Ksenia Bushmeneva, economist with Toronto-Dominion Bank, says the real estate market across the country has continued to cool and the Bank of Canada’s supersized 1-per-cent rate hike in July will weigh it down even more. She expects the central bank to continue to take rates higher through the rest of this year – though perhaps at not such a break-neck pace.

As a result, she expects further declines in home sales and prices.

In this environment, Christian Vermast and Paul Maranger of Sotheby’s International Realty Canada say sellers should aim to have a property that stands in the top 10 per cent of its category in order to attract the eyes of buyers.

In other words, the home or condo must be priced to today’s market conditions and also have attributes like a good location, high-quality finishes and polished presentation.

“It’s the mediocrity that’s going to languish,” Mr. Maranger says.

In February, the market in the Greater Toronto Area had less than one month of inventory (a measure of how long it would take to sell all active listings at the current pace of sales). At the end of July that figure stood at 2.5 months.

“It’s the abrupt nature that shocked people,” Mr. Maranger says of the sudden slowdown.

Mr. Maranger points out that sales in the GTA have been extremely slow in July in all price segments – falling roughly 50 per cent from the same month last year – and he expects August to remain sluggish.

“Buyers are not putting an opportunistic buying cap on yet,” Mr. Vermast says.

Still, 23 properties did trade hands above the $3-million mark and, on average, they sold for 96 per cent of the asking price.

“There’s certainly no panic yet,” he says of sellers.

The agents are advising clients to sell an existing property before buying a new one.

“You really have to sell first unless you have the financial wherewithal and stomach to hold two properties,” Mr. Vermast says.

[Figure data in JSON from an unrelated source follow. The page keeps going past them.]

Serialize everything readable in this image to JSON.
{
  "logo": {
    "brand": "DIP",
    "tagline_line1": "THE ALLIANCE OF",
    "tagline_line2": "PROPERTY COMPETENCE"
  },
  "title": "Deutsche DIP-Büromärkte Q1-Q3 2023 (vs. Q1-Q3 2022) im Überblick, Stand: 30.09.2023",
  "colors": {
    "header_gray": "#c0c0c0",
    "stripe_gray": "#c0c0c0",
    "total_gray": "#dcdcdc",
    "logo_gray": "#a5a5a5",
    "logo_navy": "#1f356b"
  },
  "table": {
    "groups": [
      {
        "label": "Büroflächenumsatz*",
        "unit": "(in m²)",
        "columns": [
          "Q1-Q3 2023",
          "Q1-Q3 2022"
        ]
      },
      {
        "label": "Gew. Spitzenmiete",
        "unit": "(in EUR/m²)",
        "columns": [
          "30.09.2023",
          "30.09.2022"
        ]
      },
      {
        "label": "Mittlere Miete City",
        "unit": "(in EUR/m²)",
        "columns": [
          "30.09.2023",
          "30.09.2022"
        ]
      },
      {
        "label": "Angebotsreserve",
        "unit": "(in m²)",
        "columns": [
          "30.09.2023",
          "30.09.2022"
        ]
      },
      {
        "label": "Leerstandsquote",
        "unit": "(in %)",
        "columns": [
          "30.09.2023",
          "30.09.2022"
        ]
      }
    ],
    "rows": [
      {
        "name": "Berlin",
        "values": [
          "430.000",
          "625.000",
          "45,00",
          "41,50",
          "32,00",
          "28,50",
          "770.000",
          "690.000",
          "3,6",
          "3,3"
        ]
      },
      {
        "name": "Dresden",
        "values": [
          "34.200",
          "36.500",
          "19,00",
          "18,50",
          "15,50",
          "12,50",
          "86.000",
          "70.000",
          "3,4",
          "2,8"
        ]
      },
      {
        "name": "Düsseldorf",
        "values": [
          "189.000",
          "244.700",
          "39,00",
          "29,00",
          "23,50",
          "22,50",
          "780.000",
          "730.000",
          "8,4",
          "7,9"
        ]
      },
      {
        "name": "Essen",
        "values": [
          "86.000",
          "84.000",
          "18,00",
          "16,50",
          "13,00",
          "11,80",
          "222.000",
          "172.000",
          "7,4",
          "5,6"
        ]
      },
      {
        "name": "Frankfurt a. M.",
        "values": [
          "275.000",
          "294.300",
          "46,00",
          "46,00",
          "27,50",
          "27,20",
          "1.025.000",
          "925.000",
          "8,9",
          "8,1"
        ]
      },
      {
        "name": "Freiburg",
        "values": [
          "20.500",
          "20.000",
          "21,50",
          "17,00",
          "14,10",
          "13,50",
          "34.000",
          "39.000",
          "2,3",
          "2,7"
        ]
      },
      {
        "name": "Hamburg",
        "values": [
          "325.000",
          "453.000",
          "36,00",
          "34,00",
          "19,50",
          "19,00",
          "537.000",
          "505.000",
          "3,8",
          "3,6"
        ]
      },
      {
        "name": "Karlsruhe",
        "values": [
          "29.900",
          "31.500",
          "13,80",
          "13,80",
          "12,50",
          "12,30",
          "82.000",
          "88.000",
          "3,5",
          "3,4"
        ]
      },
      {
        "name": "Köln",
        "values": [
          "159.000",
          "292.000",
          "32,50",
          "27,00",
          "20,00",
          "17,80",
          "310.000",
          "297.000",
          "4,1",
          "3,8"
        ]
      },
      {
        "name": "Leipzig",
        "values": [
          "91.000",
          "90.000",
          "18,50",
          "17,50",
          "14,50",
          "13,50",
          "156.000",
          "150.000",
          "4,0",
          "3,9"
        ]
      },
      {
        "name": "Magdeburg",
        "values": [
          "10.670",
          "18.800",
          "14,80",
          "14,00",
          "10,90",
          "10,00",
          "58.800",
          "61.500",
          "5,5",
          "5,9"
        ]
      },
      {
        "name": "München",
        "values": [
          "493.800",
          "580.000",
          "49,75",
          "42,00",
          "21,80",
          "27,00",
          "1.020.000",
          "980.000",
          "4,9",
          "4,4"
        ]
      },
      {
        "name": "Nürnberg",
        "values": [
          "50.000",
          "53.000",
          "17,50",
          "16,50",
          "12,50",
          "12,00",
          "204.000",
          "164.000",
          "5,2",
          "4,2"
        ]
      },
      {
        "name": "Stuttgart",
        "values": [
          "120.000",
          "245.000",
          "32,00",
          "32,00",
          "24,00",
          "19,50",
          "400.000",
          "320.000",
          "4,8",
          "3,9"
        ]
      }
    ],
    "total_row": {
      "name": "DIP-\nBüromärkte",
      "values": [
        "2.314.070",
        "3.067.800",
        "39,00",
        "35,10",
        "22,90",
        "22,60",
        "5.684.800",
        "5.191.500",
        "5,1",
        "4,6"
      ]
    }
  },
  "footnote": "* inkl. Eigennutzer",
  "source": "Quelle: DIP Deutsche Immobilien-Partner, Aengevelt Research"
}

The two agents are receiving lots of calls for evaluations and they anticipate a busy fall with listings. Some sellers will move because of a new job or circumstances, they say, and others will need to list because of financial stress.

The agents say the sellers facing hardship will be more motivated to sell and will therefore set realistic prices.

“Those are the properties that are going to go first because they’re going to be priced very sharply,” he says. “The over-priced and mediocre will sit and sit and sit and they will artificially inflate inventory.”

Mr. Maranger says the conversation now with homeowners revolves around “how motivated are you? How patient are you? How much time do you have?”

Meanwhile, the rental market is absurdly strong, they say, and many sellers may decide to take on tenants instead.

The agents recall the downturn of 2008 when homeowners would list their house with a sign that says ‘for sale or for lease.’

“We’re going to start to see that again.”